■ 我慢できないムリムリムリ

 なまえがこの地下世界での生活にも幾らか慣れ始めた頃、女王トリエルから新たな仕事の相談があった。時折でいいから、学校に来て子供たちに話をしてあげてほしい。一応は打倒バリアの研究に協力しているとはいえ、衣食住を世話してもらってただごろごろと過ごすに近い現状を善しとしないなまえは二つ返事でこれを受けた。

「……うっ、いたたたた」
「情けねえなあ。追いかけっこくらいで、いくらなんでもなまり過ぎじゃないか?」
「ひっどーい! サンズは子供の体力ってのを知らないから」
「へーえ。"大人の体力"にならついていけるとでも?」
 揶揄う声になまえが顔を上げると、彼女を見下ろすサンズは何やら意味深な笑みを浮かべていた。ストレッチを中断し、捻っていた上半身と開いていた足を戻して彼女は彼へと向き直る。
「なに? ニヤニヤしちゃって……言いたいことがあるならはっきりどうぞ?」
「別に大したことじゃねえさ。ただ単に、一昨日の夜もその前の夜も、お前さんは途中でねをあげてたなあって思ってるだけで」
「へーえへーえ、ふーん。そういうこと言っちゃうんだ。私にはむしろ、『もう限界』って言う恋人を優しく気遣うでもなく、まだまだ夜はこれからだぜーとかはしゃいじゃう誰かさんが"子供"に思えて仕方ないって感じなんだけどー」
「へーえならお前さんは"子供"のオイラにひぃひぃ言わされるのが好きな変態ちゃんってことか?」
「じゃああなたはそんな変態おねーさんが大好きな矯正不可能な性癖を持ったお子様ってわけね、なるほどね。へーえ」
「開き直るってわけだ? へーえ?」
「へーえ」「へーえ」「へーえ」「へーえ、ふーん?」「ふーん、へーえ」剣呑な笑みを浮かべながら睨み合っていたふたりはやがて同じタイミングで沈黙し、揃って吹き出した。
 数秒前まで挑発し合っていたことが嘘のような気軽さでサンズが手を差し伸べれば、張り合っていたとは思えないような素直さでなまえが応じる。向かう先が何処かなんて、言葉にしなくてもお互いわかっている。
「あのね、身体が痛いって言ってるんだけどー」
「要はほぐせばいいんだろう。
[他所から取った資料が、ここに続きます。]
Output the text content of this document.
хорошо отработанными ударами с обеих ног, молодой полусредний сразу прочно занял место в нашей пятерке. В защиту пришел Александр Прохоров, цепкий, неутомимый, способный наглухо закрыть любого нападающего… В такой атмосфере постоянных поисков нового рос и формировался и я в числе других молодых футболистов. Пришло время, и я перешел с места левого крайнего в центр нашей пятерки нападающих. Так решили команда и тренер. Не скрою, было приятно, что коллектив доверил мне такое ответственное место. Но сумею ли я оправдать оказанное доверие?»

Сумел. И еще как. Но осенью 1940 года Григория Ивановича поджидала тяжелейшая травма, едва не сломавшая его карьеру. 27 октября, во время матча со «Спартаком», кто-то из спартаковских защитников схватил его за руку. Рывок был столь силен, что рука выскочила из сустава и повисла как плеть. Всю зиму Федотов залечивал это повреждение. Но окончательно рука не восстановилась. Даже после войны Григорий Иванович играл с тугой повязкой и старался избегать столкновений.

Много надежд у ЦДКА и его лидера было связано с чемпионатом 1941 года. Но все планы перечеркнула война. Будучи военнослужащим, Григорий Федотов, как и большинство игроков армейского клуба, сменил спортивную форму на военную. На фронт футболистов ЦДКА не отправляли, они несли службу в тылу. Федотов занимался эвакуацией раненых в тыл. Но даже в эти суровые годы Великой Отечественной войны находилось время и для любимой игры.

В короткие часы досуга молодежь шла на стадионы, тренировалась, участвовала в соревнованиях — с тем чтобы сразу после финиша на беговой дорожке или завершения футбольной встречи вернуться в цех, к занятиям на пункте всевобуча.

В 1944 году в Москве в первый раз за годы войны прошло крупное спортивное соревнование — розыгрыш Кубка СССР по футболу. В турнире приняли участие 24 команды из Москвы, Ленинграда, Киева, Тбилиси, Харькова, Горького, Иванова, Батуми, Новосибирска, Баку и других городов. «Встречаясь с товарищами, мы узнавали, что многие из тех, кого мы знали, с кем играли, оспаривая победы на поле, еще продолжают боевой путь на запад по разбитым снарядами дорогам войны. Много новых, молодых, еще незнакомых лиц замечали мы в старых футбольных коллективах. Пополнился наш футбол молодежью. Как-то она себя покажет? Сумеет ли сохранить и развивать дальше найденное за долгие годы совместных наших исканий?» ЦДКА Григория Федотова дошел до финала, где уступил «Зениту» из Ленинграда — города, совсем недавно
オイラに任せてろって」
「やらしいことしない?」
「それはお前さん次第だな」
 サンズとしてはまた怒られるかなと思いながらの言葉だったが、予想に反してなまえは何も言わなかった。ただ、焦るでもなく茶化すでもなく、まんざらでもなさそうな笑みを浮かべてぎゅうっと繋げた手に力を込めるのだから堪らない。端的に言って煽られている気がするし、先ほどの彼女が言った通りの"やらしいこと"を求められている気しかしない。

 しかしサンズは知っている。
 これが彼女の単純さ故の行動だと知っている。
 こういう時のなまえはそこまで考えていないのだと知っている。
 なまえがただ、その気になるまでは手を出さないと言ったサンズの言葉をそのまま真に受けて喜んでいるだけだと知っている。


「だからなぁなまえ、お前さんのそういうところがなぁ……!」
 だが、しかし。いくら知っていたところで、一事が万事この調子のなまえを前にそういつまでも理性が持つ筈もない。
 結局マッサージは途中から"やらしいこと"に切り替わったし、もう無理だめこれ以上はおかしくなると涙を浮かべながら夢中でしがみついてくるなまえの懇願は逆効果にしかならなかったし、ぐじゃぐじゃになった彼女を「辛いならオレの身体でも噛んでろ。なぁに、オレはほら、お前さんと違って骨だからな」と宥めすかしてむき出しの肩や頭蓋に歯を立てるよう仕向けた結果は完璧に"そういうプレイ"だった。興奮した。
 すやすやと眠る横顔に残る涙の跡をなぞりながら反省したところで何にもならないことはサンズにもわかっているけれど、それでも口にせずにはいられない。
「悪い。一応な、我慢しようとはしたんだぜ?」
「……んっ」
 目元に触れ、頬を撫で、髪も梳こうかというところでなまえがもぞもぞと動いた。びくりと固まったサンズの緊張を笑うように、今もまだ夢の中にいるなまえの手が男のあばらを捕まえる。無意識そのものの動きで懐いてくるなまえを前にして、今度こそサンズの口からは溜息がこぼれた。